Réformer le système éducatif

Névine Chéhata, conseillère du ministre de l’Education, défend, elle, l’initiative du ministère : « La charte sera envoyée dès cette semaine aux directions des écoles, mais elle ne sera appliquée qu’à la prochaine rentrée, car l’année scolaire touche à sa fin. L’objectif de ce règlement n’est pas d’appliquer des sanctions aux étudiants, mais de rétablir le respect aux écoles et de mettre fin au phénomène de la violence. La tâche est difficile, mais elle n’est pas impossible », explique-t-elle.

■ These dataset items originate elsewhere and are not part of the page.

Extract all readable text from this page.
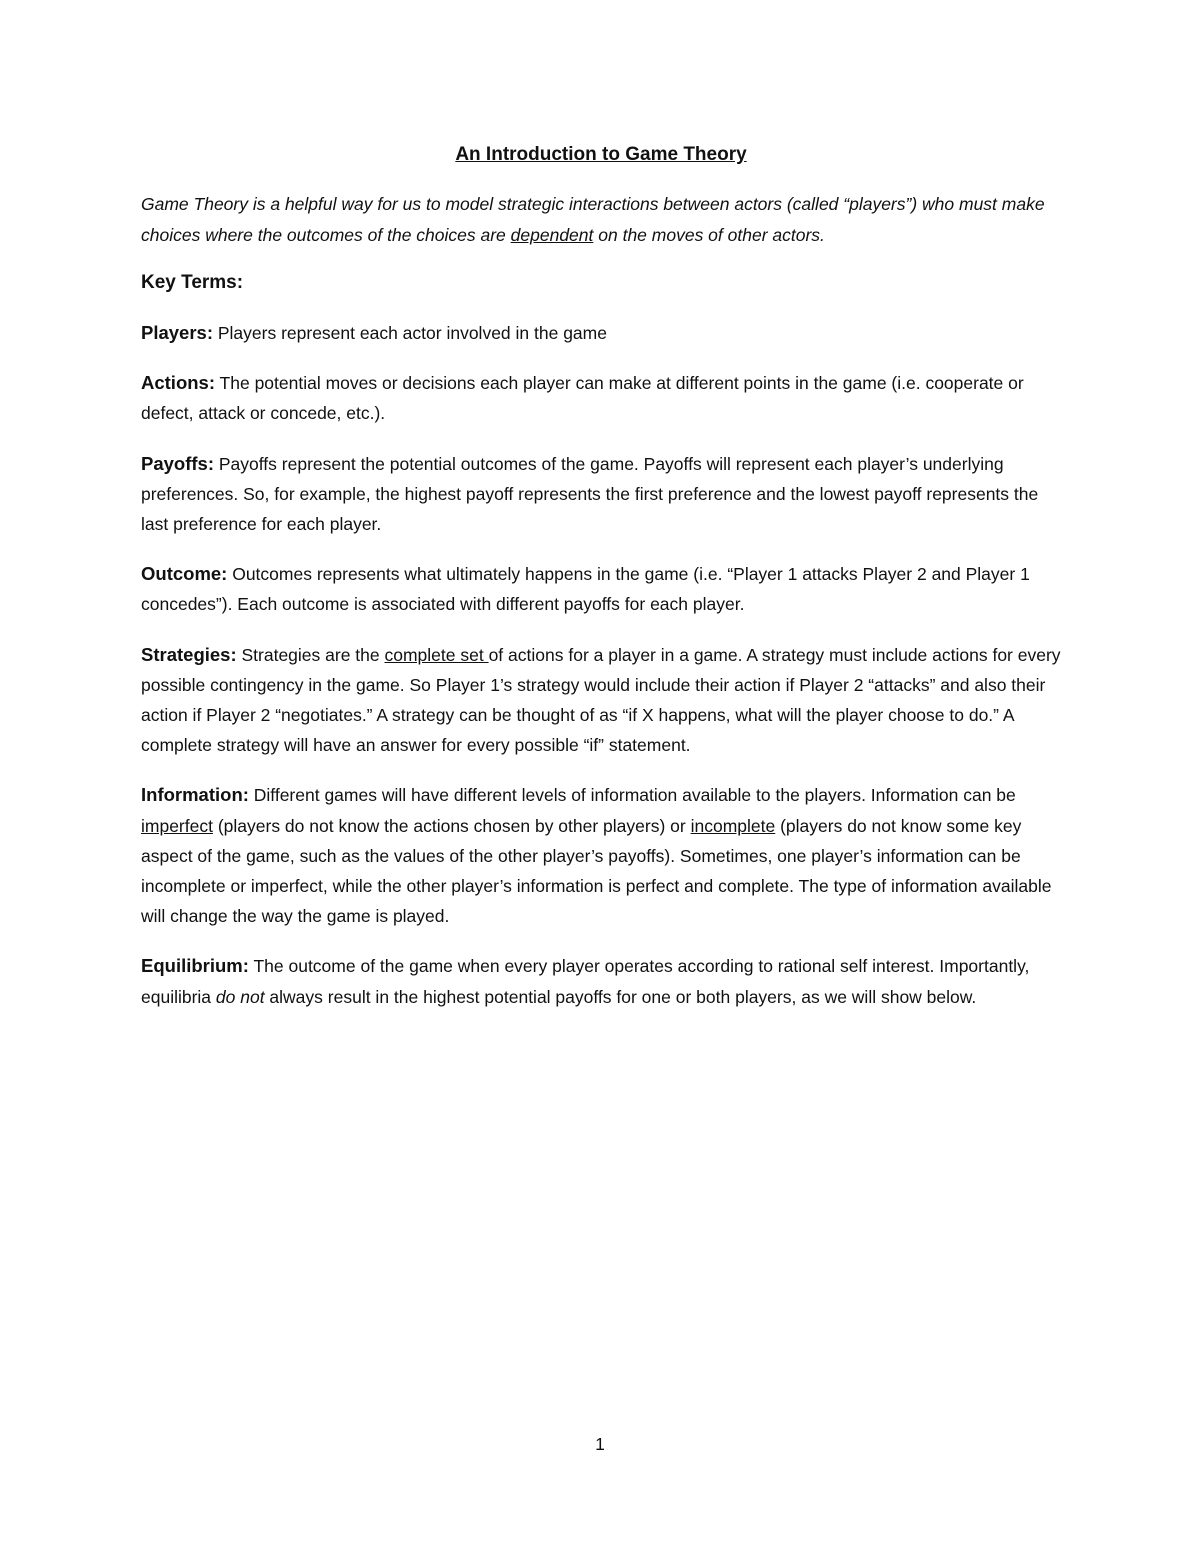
An Introduction to Game Theory

Game Theory is a helpful way for us to model strategic interactions between actors (called “players”) who must make choices where the outcomes of the choices are dependent on the moves of other actors.

Key Terms:

Players: Players represent each actor involved in the game

Actions: The potential moves or decisions each player can make at different points in the game (i.e. cooperate or defect, attack or concede, etc.).

Payoffs: Payoffs represent the potential outcomes of the game. Payoffs will represent each player’s underlying preferences. So, for example, the highest payoff represents the first preference and the lowest payoff represents the last preference for each player.

Outcome: Outcomes represents what ultimately happens in the game (i.e. “Player 1 attacks Player 2 and Player 1 concedes”). Each outcome is associated with different payoffs for each player.

Strategies: Strategies are the complete set of actions for a player in a game. A strategy must include actions for every possible contingency in the game. So Player 1’s strategy would include their action if Player 2 “attacks” and also their action if Player 2 “negotiates.” A strategy can be thought of as “if X happens, what will the player choose to do.” A complete strategy will have an answer for every possible “if” statement.

Information: Different games will have different levels of information available to the players. Information can be imperfect (players do not know the actions chosen by other players) or incomplete (players do not know some key aspect of the game, such as the values of the other player’s payoffs). Sometimes, one player’s information can be incomplete or imperfect, while the other player’s information is perfect and complete. The type of information available will change the way the game is played.

Equilibrium: The outcome of the game when every player operates according to rational self interest. Importantly, equilibria do not always result in the highest potential payoffs for one or both players, as we will show below.

1
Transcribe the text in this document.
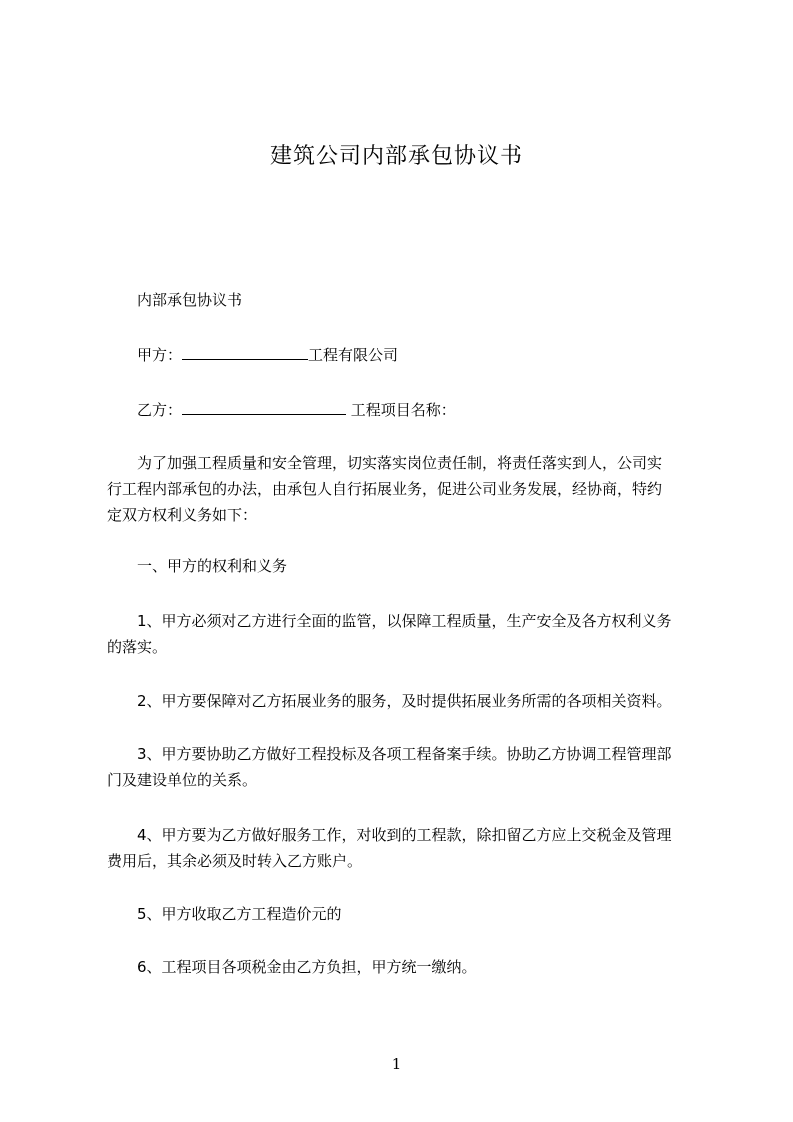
建筑公司内部承包协议书

内部承包协议书

甲方：	工程有限公司

乙方：	工程项目名称：

为了加强工程质量和安全管理，切实落实岗位责任制，将责任落实到人，公司实
行工程内部承包的办法，由承包人自行拓展业务，促进公司业务发展，经协商，特约
定双方权利义务如下：

一、甲方的权利和义务

1、甲方必须对乙方进行全面的监管，以保障工程质量，生产安全及各方权利义务
的落实。
2、甲方要保障对乙方拓展业务的服务，及时提供拓展业务所需的各项相关资料。
3、甲方要协助乙方做好工程投标及各项工程备案手续。协助乙方协调工程管理部
门及建设单位的关系。
4、甲方要为乙方做好服务工作，对收到的工程款，除扣留乙方应上交税金及管理
费用后，其余必须及时转入乙方账户。

5、甲方收取乙方工程造价元的

6、工程项目各项税金由乙方负担，甲方统一缴纳。

1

Et de souligner que les sanctions disciplinaires prévues dans la charte sont progressives pour ne pas compromettre l’avenir des étudiants. « Les sanctions commencent par un entretien avec l’assistante sociale et vont jusqu’à l’isolement de l’élève. Les enseignants coupables de violences sur des élèves seront punis de différentes façons, comme la diminution de salaire, l’absence de promotion et finalement la mutation vers un poste administratif », explique-t-elle.

Elle reconnaît que le rôle de l’école a diminué. « Le ministre va prendre des mesures pour améliorer le processus éducatif. Nous avons également un plan de formation pour améliorer le niveau des enseignants », affirme-t-elle. Et pour lutter contre le phénomène des leçons particulières, le ministère va augmenter les notes de la créativité, qui représenteront 60 % de la note finale. Pour Kamal Moghis, chercheur au Centre des recherches pédagogiques, régler les problèmes de discipline est une bonne chose, mais c’est l’ensemble du système éducatif qu’il faut revoir. « Celui-ci souffre depuis des années d’un faible budget et de l’absence de créativité et de l’esprit critique. Il faut cesser le parcoeurisme et respecter l’esprit des élèves. L’école doit informer les élèves des changements qui ont lieu au sein de la société, et doit leur fournir une formation adaptée aux besoins du marché du travail ». C’est la seule manière de redonner à l’école son respect d’autrefois.